So etwa könnte sich eine Karriere nach dem Zahnmedizinstudium darstellen, wenn es eine entsprechende Weiterbildung geben würde. Derzeit verläuft das aber bekanntlich anders.

Szenario II

Frau Müller absolviert ihre 2-jährige unstrukturierte KZV-Vorbereitungszeit bei einem Zahnarzt, der in die fachliche Weiterqualifikation seiner Assistentin eher wenig involviert ist, ihr aber zahlreiche wertvolle organisatorische und abrechnungstechnische Hinweise geben kann.

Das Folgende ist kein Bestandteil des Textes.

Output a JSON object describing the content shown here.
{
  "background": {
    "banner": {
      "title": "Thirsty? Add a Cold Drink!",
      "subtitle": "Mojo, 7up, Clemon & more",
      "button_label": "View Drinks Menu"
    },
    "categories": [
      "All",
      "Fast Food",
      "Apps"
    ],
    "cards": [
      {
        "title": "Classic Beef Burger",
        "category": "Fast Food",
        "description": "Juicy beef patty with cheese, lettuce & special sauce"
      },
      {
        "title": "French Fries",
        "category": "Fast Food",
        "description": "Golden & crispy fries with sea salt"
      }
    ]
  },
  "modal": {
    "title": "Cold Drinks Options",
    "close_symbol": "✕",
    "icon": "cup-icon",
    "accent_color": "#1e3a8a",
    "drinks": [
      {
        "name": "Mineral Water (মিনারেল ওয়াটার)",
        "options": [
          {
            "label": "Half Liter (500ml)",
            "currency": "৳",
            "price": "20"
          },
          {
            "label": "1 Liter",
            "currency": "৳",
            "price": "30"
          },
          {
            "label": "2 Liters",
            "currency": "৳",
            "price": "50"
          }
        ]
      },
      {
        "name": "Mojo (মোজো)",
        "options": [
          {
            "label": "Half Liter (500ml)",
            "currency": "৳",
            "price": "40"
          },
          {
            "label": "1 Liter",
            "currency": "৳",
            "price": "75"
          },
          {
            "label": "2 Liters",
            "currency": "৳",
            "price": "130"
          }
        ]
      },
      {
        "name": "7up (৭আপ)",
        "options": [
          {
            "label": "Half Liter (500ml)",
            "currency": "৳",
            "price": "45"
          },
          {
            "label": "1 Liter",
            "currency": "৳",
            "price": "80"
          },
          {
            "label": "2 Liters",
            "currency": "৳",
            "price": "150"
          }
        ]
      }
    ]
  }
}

Nach den 2 Jahren hat sie eine nachweisbare fachbezogene Zusatzexpertise noch nicht erworben. Sie hat aber in dieser Zeit ihre zahnmedizinische Promotion zum Abschluss gebracht. Sie erwägt nunmehr eine endodontische Weiterqualifikation, ist sich aber nicht schlüssig, wie dies vonstatten gehen könnte. Sie hat von einem postgradualen Masterstudium gehört, kann sich die sehr hohen Ausbildungskosten allerdings finanziell nicht leisten, da sie keine zahlungskräftigen Eltern oder Verwandten hat. Außerdem hat sie von einer Kollegin, die einen solchen Studiengang belegt, erfahren, dass dort eher die theoretische Wissensvermittlung im Vordergrund steht, intensives Arbeiten am Patienten unter engmaschiger Supervision von Spezialisten findet nur sehr begrenzt statt. Eine Tätigkeit an einer Universitätsklinik oder bei einem Spezialisten für Endodontologie, die ein Spezialisierungsprogramm gemäß den Richtlinien einer Fachgesellschaft anbieten, steht ihr aufgrund des in dieser Hinsicht sehr eingeschränkten Stellenangebots in absehbarer Zeit nicht offen. Außerdem weiß sie, dass Spezialistenprogramme von Fachgesellschaften seitens der Kammern nicht als Weiterbildung anerkannt werden. So entscheidet sie sich schließlich für eine Tätigkeit als Entlastungsassistentin bei einem Zahnarzt, der sich auf Implantologie und Prothetik konzentriert und jemanden sucht, der ihm Behandlungsmaßnahmen, die nicht in seinem Fokus stehen, abnimmt. Sie kann dort, wie schon während der KZV-Vorbereitungszeit, auch endodontische Eingriffe vornehmen. Die Fertigkeiten dazu eignet sie sich vorwiegend autodidaktisch nach dem Prinzip „Trial and Error“ an. Sie hat anfangs etliche Misserfolge und muss dadurch viel „Lehrgeld“ bezahlen, das für ihre Patienten nicht selten mit dem Verlust des einen oder anderen Zahnes endet. Inzwischen hat sie etliche Fachliteratur gelesen und ein endodontisches Fortbildungscurriculum besucht, dem sie gute Anregungen entnimmt. In der Umsetzung ist sie aber nach wie vor auf sich allein gestellt. Als sich Familiennachwuchs ankündigt, hat sie zwar eine gewisse Routine entwickelt, steht aber weitgehend ohne nachweisbare Weiterqualifikation da. Bei der Suche nach einer Teilzeittätigkeit kann sie kaum Ansprüche stellen und ist deshalb froh, dass sie ihr bisheriger Chef mit reduzierter Stundenzahl weiterarbeiten lässt.

Fazit

In beiden Szenarien hat die Kollegin nach einigen Jahren ihre Fachkompetenz erweitert. Szenario I ist allerdings in Deutschland noch nicht möglich, da Zahnärztekammern einen Ausbau der Weiterbildung bedauerlicherweise bislang vehement ablehnen. Etliche Standesvertreter sind der irrigen Auffassung, der Examensabschluss nach 5-jährigem Studium sei bereits einer Facharztweiterbildung gleichzustellen. Ein weiterer, häufig vorgebrachter Einwand ist die Behauptung, die Zahnmedizin sei für die Differenzierung in weitere Fachgebiete zu klein.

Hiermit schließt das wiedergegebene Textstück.